GitOps Runtime architecture

View components of GitOps Runtimes

GitOps Runtime architecture overview

The GitOps Runtime in Codefresh provides the foundation for managing Argo CD applications using GitOps principles. It integrates with Argo CD to support continuous delivery, declarative deployments, and automated workflow execution.

Codefresh provides flexible installation options for the GitOps Runtime.
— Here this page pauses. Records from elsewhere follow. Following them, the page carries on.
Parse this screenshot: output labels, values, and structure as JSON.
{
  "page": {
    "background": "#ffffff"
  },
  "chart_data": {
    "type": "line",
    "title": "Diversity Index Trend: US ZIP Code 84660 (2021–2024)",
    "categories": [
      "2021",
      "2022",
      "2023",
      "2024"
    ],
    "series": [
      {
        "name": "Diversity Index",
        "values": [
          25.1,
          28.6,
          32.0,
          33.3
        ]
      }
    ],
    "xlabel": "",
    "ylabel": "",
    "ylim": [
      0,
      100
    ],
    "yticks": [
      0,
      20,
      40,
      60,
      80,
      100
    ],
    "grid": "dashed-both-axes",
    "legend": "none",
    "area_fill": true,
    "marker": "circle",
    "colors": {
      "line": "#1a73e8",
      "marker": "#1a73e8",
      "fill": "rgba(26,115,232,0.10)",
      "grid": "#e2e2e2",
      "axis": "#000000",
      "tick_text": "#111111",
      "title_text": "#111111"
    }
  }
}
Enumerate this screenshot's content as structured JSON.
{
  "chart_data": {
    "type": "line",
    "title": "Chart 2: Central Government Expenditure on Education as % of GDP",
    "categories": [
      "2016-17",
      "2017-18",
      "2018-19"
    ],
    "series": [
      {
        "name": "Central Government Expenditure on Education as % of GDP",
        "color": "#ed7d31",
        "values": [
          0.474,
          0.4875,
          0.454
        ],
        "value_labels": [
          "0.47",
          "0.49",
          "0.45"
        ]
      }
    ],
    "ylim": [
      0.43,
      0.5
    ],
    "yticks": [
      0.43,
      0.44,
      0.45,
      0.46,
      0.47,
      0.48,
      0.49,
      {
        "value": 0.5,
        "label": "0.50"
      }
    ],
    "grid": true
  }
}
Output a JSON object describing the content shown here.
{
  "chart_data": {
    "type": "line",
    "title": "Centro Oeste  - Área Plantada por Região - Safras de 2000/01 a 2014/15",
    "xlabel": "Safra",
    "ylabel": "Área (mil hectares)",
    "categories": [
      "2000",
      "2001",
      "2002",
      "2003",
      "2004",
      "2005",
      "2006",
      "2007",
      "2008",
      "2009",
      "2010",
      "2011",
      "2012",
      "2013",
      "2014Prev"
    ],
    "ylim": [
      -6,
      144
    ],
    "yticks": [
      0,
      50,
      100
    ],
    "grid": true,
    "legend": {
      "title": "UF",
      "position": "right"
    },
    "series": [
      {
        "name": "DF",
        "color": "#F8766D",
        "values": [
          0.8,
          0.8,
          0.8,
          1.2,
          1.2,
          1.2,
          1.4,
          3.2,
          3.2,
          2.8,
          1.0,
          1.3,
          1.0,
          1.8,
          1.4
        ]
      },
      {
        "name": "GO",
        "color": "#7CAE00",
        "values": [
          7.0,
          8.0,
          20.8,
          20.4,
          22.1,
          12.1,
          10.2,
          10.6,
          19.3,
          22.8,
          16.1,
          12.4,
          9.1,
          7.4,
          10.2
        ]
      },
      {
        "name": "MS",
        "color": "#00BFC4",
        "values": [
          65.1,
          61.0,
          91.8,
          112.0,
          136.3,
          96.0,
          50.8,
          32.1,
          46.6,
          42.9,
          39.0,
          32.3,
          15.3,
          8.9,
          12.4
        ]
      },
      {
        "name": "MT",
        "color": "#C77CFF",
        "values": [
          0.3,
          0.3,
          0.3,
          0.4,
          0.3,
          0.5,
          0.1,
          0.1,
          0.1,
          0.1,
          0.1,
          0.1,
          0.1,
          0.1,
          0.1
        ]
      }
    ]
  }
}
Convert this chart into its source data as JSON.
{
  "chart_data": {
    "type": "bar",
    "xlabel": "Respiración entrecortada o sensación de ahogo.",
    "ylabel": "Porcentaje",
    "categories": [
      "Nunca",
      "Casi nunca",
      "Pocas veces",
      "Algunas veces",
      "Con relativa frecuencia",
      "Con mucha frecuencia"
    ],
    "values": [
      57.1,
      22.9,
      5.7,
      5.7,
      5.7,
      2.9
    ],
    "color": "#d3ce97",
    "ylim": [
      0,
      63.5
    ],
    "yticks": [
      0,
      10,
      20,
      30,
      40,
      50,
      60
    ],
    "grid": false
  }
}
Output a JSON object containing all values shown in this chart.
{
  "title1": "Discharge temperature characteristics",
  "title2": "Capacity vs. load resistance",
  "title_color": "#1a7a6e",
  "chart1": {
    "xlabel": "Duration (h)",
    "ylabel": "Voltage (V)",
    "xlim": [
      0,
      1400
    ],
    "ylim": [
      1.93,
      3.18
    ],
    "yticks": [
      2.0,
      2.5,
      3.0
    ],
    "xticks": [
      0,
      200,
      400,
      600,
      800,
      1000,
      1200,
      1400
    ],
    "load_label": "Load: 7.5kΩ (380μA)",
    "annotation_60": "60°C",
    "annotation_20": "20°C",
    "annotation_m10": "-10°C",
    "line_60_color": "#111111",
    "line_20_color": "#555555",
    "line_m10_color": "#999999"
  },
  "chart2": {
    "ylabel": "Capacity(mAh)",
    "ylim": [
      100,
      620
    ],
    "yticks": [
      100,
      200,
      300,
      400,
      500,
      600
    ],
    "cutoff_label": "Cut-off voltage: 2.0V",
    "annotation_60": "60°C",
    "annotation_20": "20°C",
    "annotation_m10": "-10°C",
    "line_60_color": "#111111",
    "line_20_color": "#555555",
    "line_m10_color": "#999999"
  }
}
You can install it alongside your existing Argo CD instance leveraging your current setup (bring your own Argo), or bundled with all the necessary Argo Project components, including Argo CD.

The GitOps Runtime always runs inside the customer’s cluster, regardless of the installation mode. See Runtime installation modes and architecture.

To optimize connectivity, the Runtime also supports different access modes, allowing communication through tunnelling or via an ingress controller. See Runtime access modes and architecture.

While the core components of the Runtime are the same for both installation and access modes, some components vary based on the access mode. See Runtime components.

Runtime installation modes and architecture

The GitOps Runtime is an Argo CD instance that runs inside your cluster. To accommodate organizations with or without an existing Argo CD instance, Codefresh supports two installation modes:

• Runtime with an existing Argo CD instance
  Integrates with an externally managed Argo CD instance.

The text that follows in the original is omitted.